Auch der Hang zu simpelsten Stadionmelodien untergräbt Entertainment und Anspruch der Storyline gleichermaßen. Zusammen geschnitten auf ein Dutzend Tracks würde das Ganze womöglich leidlich funktionieren. Doch in solcher Überlange ermüdet der Hörer am Mittelmaß des Songwritings. Daran ändert auch ein Gastauftritt von Oomphs Dero wenig.
Besonders schade: Man hat konstant das Gefühl, LOTL hätten weit mehr zu bieten, würden sie sich für ihre gut gemeinten Projekte mehr Zeit nehmen. Falls LOTL lernen, ihren Ehrgeiz musikalisch wie textlich zu kanalisieren, könnte die Band eines Tages vielleicht genau jene Kunst erschaffen, die momentan lediglich als Trugbild schillert.
4 Kommentare mit 5 Antworten
Für mich Kandidat für das Album des Jahres. So viel Abwechslung auf einem Album hatte ich lange nicht mehr. Hut ab
Um es sportlich auszudrücken, zu viel gewollt und gleich an der ersten Hürde hängen geblieben. Nun liegt die Nase halt im Dreck. Hatte nur die ersten Töne gehört und dachte sofort an "teutonisch" im schlechten Sinne, da hatte ich Hamburger noch gar nicht gelesen. Fazit: Brei, schreiend weg lauf!
Teutonisch? Das ist doch nicht teutonisch. Rammstein ist teutonisch. Bei LOTL ist viel mehr screamen und growling dabei. Dennoch verstehe ich es, wenn man es nicht gut findet
Das konntest du jetzt nicht verstehen, in einer anderen Diskussion mit dem Anwalt fand "teutonisch", Verwendung. Müsste ich jetzt suchen....keine Lust.
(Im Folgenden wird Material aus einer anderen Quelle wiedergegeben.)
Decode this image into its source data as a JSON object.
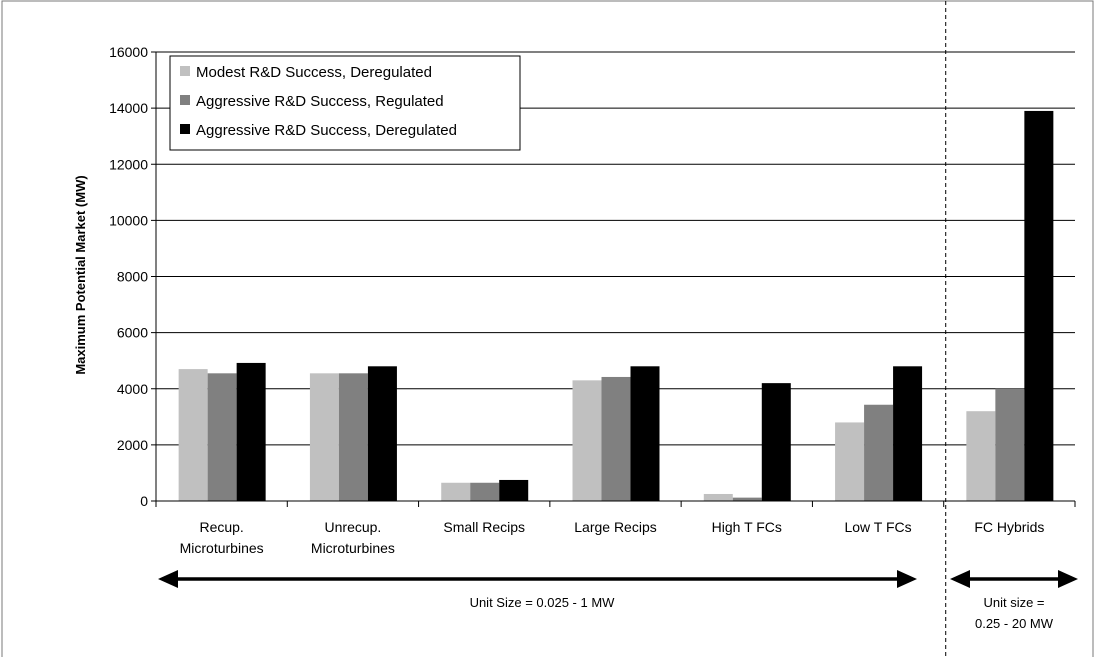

Das ich die Art Musik nicht gut finde ist nicht wahr, ich mag Rammstein sehr, ich mag gutes sreamen bzw. growling sehr. Nur bei dem Album, solltest du die Beine in die Hände nehmen und schnell schreiend weg laufen.
Den Gehörnten als Cover find ich allerdings gelungen, würde ich mir an die Wand hängen. Wenn der Inhalt halt nicht wäre..........
Wenn es wenigstens ein herausragendes Element gäbe, wie außergewöhnliche Stimme oder eigenwilliger Gitarrensound ...
ja wie findet ihr die aktuelle Parteiensituation? Die AFD fluorierd, SPD auf Tiefflüg, Grüne strahlen wieder, CDU und CSU im Hahnenkampf, die FDP belanglos wie immer..
Ich bin ja Kolumnist bei Blizz aktuell, drum interessiert mich sowas... Wurde kürzlich (heute) eingestellt yeah
Sommerloch füllen? Ist aber auch Lieblingsthema bei den Öffentlich Rechtlichen Sendern. Mir geht es am Allerwertesten vorbei. Mich interessieren Lösungen und nicht welche Partei in den Umfragen 3 Jahre vor der Wahl wieviel Prozent hat.
@marsriegel
Wie wär's denn mal mit "Deutschland geht's gut und jetzt mal alle chillen"...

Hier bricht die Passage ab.